Entrepreneurship is the pursuit of opportunity without regard to resources currently controlled. – Howard Stevenson, Harvard Business School

In a now famous commencement speech at Stanford University, Steve Jobs urged the graduating class to “Stay hungry. Stay foolish.” Never let go of your appetite to go after new ideas, new experiences, and new adventures. Compete with yourself, not with others. Judge yourself on what your personal best is and you’ll accomplish more than you could ever have imagined. Life stops for no one, so keep moving. Stay awake and stay alive. There’s no AutoCorrect in life – think before texting the universe. Breaking the rules just for fun is too easy – the real challenge lies in perfecting the art of knowing which rules to accept and which to rewrite. The more you experiment, take risks, and make mistakes, the better you’ll know yourself, the better you’ll know the world, and the more focused you’ll be.

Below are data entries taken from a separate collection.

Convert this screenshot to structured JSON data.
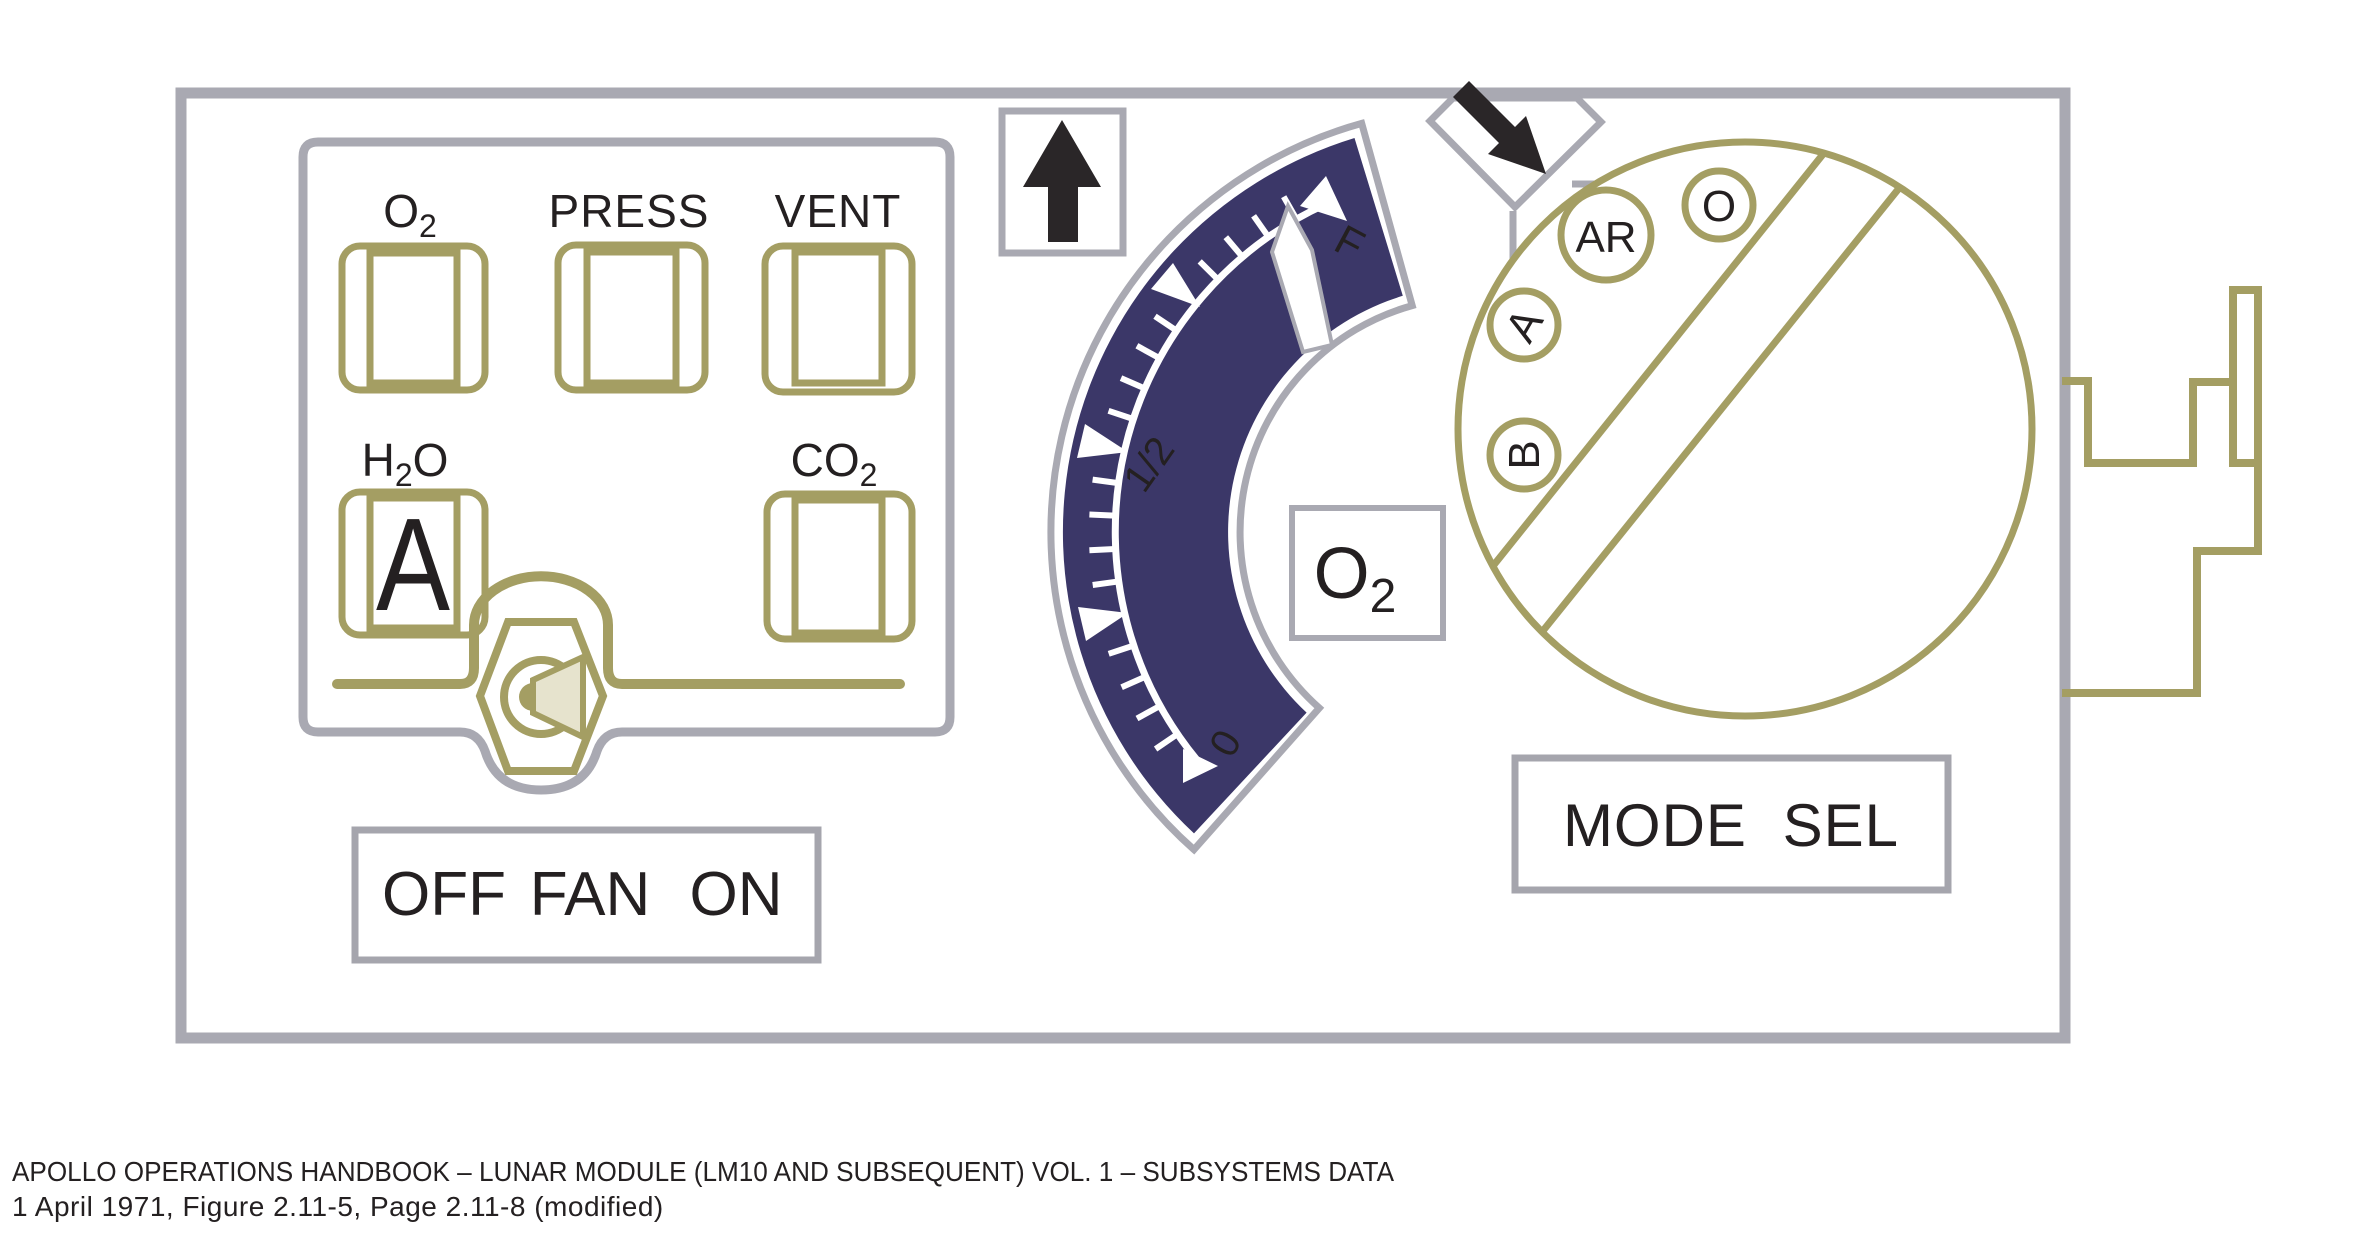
{
  "colors": {
    "olive": "#a49e63",
    "panel_gray": "#a9a9b2",
    "navy": "#3b3768",
    "ink": "#242021",
    "flag_green": "#2b7a4b",
    "speaker_beige": "#e6e3cd",
    "arrow_black": "#2a2628"
  },
  "status_panel": {
    "flags": {
      "o2": {
        "label_main": "O",
        "label_sub": "2",
        "value": ""
      },
      "press": {
        "label": "PRESS",
        "value": ""
      },
      "vent": {
        "label": "VENT",
        "value": ""
      },
      "h2o": {
        "label_pre": "H",
        "label_sub": "2",
        "label_post": "O",
        "value": "A"
      },
      "co2": {
        "label_main": "CO",
        "label_sub": "2",
        "value": ""
      }
    },
    "fan_switch": {
      "off": "OFF",
      "fan": "FAN",
      "on": "ON"
    }
  },
  "gauge": {
    "label_main": "O",
    "label_sub": "2",
    "scale": {
      "empty": "0",
      "half": "1/2",
      "full": "F"
    },
    "needle_fraction": 0.95
  },
  "mode_selector": {
    "title": "MODE SEL",
    "positions": {
      "ar": "AR",
      "o": "O",
      "a": "A",
      "b": "B"
    }
  },
  "caption": {
    "line1": "APOLLO OPERATIONS HANDBOOK – LUNAR MODULE (LM10 AND SUBSEQUENT) VOL. 1 – SUBSYSTEMS DATA",
    "line2": "1 April 1971, Figure 2.11-5, Page 2.11-8 (modified)"
  }
}
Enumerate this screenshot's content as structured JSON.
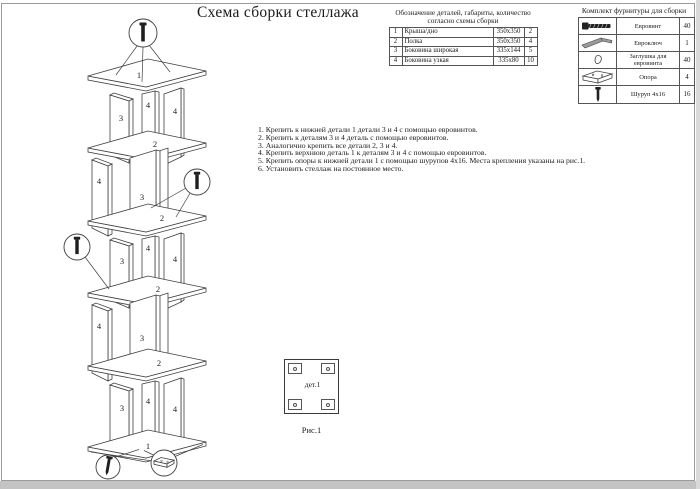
{
  "page": {
    "title": "Схема сборки стеллажа"
  },
  "parts_table": {
    "title_line1": "Обозначение деталей, габариты, количество",
    "title_line2": "согласно схемы сборки",
    "rows": [
      {
        "num": "1",
        "name": "Крыша/дно",
        "size": "350х350",
        "qty": "2"
      },
      {
        "num": "2",
        "name": "Полка",
        "size": "350х350",
        "qty": "4"
      },
      {
        "num": "3",
        "name": "Боковина широкая",
        "size": "335х144",
        "qty": "5"
      },
      {
        "num": "4",
        "name": "Боковина узкая",
        "size": "335х80",
        "qty": "10"
      }
    ]
  },
  "hardware_table": {
    "title": "Комплект фурнитуры для сборки",
    "rows": [
      {
        "icon": "euroscrew-icon",
        "name": "Евровинт",
        "qty": "40"
      },
      {
        "icon": "hexkey-icon",
        "name": "Евроключ",
        "qty": "1"
      },
      {
        "icon": "cap-icon",
        "name": "Заглушка для евровинта",
        "qty": "40"
      },
      {
        "icon": "support-icon",
        "name": "Опора",
        "qty": "4"
      },
      {
        "icon": "screw-icon",
        "name": "Шуруп 4х16",
        "qty": "16"
      }
    ]
  },
  "instructions": [
    "1. Крепить к нижней детали 1 детали 3 и 4 с помощью евровинтов.",
    "2. Крепить к деталям 3 и 4 деталь с помощью евровинтов.",
    "3. Аналогично крепить все детали 2, 3 и 4.",
    "4. Крепить верхнюю деталь 1 к деталям 3 и 4 с помощью евровинтов.",
    "5. Крепить опоры к нижней детали 1 с помощью шурупов 4х16. Места крепления указаны на рис.1.",
    "6. Установить стеллаж на постоянное место."
  ],
  "figure1": {
    "label": "дет.1",
    "caption": "Рис.1"
  },
  "diagram": {
    "labels": [
      "1",
      "3",
      "4",
      "4",
      "2",
      "4",
      "3",
      "2",
      "3",
      "4",
      "4",
      "2",
      "4",
      "3",
      "2",
      "3",
      "4",
      "4",
      "1"
    ]
  },
  "colors": {
    "ink": "#3f3f3f",
    "paper": "#ffffff",
    "edge_band": "#c3c3c3"
  }
}
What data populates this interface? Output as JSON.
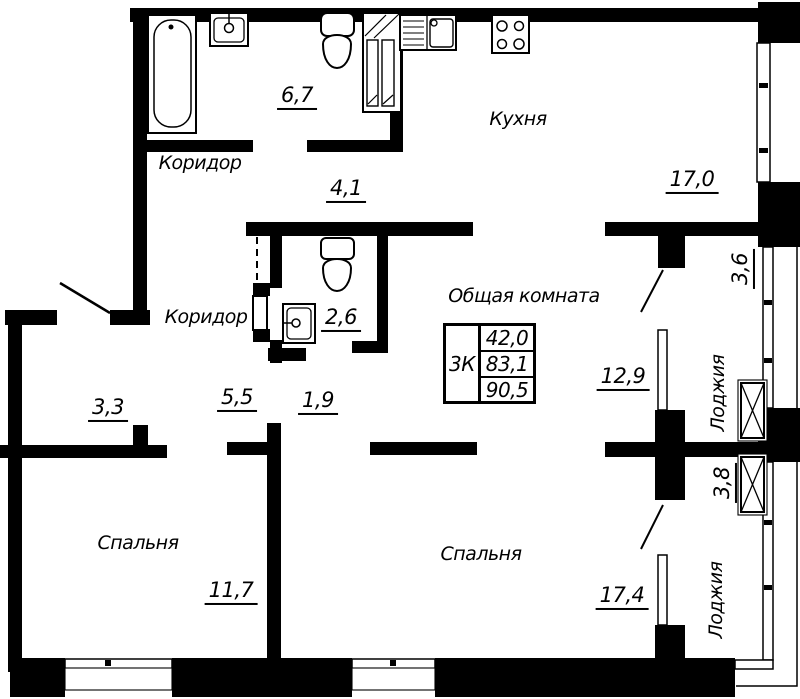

An advantage of being naïve is being able to believe in oneself when no one else will. I was dumb enough and stubborn enough to pour everything I had into a business called Nasty Gal and tune out people who tried to tell me I was doing it wrong. Had I stopped at the first catty eBay seller who tried to crush my spirit, I’d probably still be peddling shoes that I’d never be able to afford to wear. If you start listening, you should find that your heart has known what’s up all along.